Ustilago sporoboli-indici (BRIP 65466). a Inflorescence and leaves of S. natalensis infected with leaf smut. b Sori, and c Teliospores. Bar = 2 cm (a), 500 μm (b) and 10 μm (c)

Full size image

The morphological identification of U. sporoboli-indici was confirmed by comparing the DNA sequence of the Australian specimen BRIP 65466 with a South Africa specimen, BRIP 39706 (duplicate of HUV 20154) found on S. pyramidalis. Fungal spores were macerated with 0.5 mm glass beads in a Tissue Lyser (Qiagen). Genomic DNA was extracted with the DNeasy Plant Mini Kit (Qiagen) according to the manufacturer’s instructions. The primers V9G (de Hoog and van den Ende 1998) and ITS4 (White et al. 1990) were used to amplify the internal transcribed spacer (ITS) region, and the primers LR0R and LR5 (Schoch et al. 2012) were used to amplify partial region of the large subunit (LSU) of the nuclear ribosomal RNA. All loci were amplified with the Phusion High-Fidelity PCR Master Mix (New England Biolabs). The PCR products were purified and sequenced by Macrogen Incorporated (Seoul, Korea). The ITS and LSU sequences, BRIP 65466, (GenBank accession MF716451, and MF716450, respectively) and BRIP 39706 (GenBank accession AY772736, and MF716449) were identical.

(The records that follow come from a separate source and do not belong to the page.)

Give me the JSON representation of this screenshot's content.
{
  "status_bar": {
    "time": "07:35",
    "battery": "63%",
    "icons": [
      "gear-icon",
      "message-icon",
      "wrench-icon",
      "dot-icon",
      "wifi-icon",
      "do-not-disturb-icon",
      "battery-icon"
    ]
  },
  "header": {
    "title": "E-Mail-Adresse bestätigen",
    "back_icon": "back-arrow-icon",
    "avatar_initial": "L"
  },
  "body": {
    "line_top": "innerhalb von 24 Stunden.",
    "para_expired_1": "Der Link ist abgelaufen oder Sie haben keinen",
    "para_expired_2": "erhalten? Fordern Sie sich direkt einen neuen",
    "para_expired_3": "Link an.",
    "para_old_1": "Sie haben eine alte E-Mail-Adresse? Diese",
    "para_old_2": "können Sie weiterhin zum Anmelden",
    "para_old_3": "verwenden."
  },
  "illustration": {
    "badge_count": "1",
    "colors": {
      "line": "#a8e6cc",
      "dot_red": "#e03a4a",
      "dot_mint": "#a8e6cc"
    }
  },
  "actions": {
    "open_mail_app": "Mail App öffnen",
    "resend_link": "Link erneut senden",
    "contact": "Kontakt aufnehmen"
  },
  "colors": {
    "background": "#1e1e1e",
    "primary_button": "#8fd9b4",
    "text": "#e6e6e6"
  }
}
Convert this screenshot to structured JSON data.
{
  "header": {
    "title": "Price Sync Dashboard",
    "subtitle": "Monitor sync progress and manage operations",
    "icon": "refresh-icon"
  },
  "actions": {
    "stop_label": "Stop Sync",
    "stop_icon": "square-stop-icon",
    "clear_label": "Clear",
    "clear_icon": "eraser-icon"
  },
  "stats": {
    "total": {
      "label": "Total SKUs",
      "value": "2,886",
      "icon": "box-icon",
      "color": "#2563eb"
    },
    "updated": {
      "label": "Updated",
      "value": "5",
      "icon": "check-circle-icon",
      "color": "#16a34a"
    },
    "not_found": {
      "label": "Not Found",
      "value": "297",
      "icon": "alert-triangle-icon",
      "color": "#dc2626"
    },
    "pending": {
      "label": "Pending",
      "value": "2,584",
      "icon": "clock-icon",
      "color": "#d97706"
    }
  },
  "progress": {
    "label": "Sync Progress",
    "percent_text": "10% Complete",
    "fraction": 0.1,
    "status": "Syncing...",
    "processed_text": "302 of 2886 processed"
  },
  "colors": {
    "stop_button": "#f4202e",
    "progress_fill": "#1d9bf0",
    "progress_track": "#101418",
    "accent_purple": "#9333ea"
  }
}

To date, there are 33 endemic or introduced species of Ustilago recorded in Australia (Shivas and Vanky 2003; Shivas et al. 2014). This paper reports an additional Ustilago, the first record of U. sporoboli-indici in Australia. Ustilago sporoboli-indici was investigated in South Africa as a potential biological control agent for weedy Sporobolus species in Australia (Yobo et al. 2009). The systemic smut fungus produced sori in the leaves, leaf sheaths and stems, rendering the infected plant shoots sterile (Cunnington and Shivas 2006). The ability of this smut to infect a great number of shoots indicated that it had potential as a classical biocontrol agent in Australia.

However, U. sporoboli-indici was found to infect four Australian native Sporobolus species, S. creber, S. elongatus, S. scabridus and S. sessilis, and was rejected as a potential biological control agent due to its non-selectivity (Palmer 2008).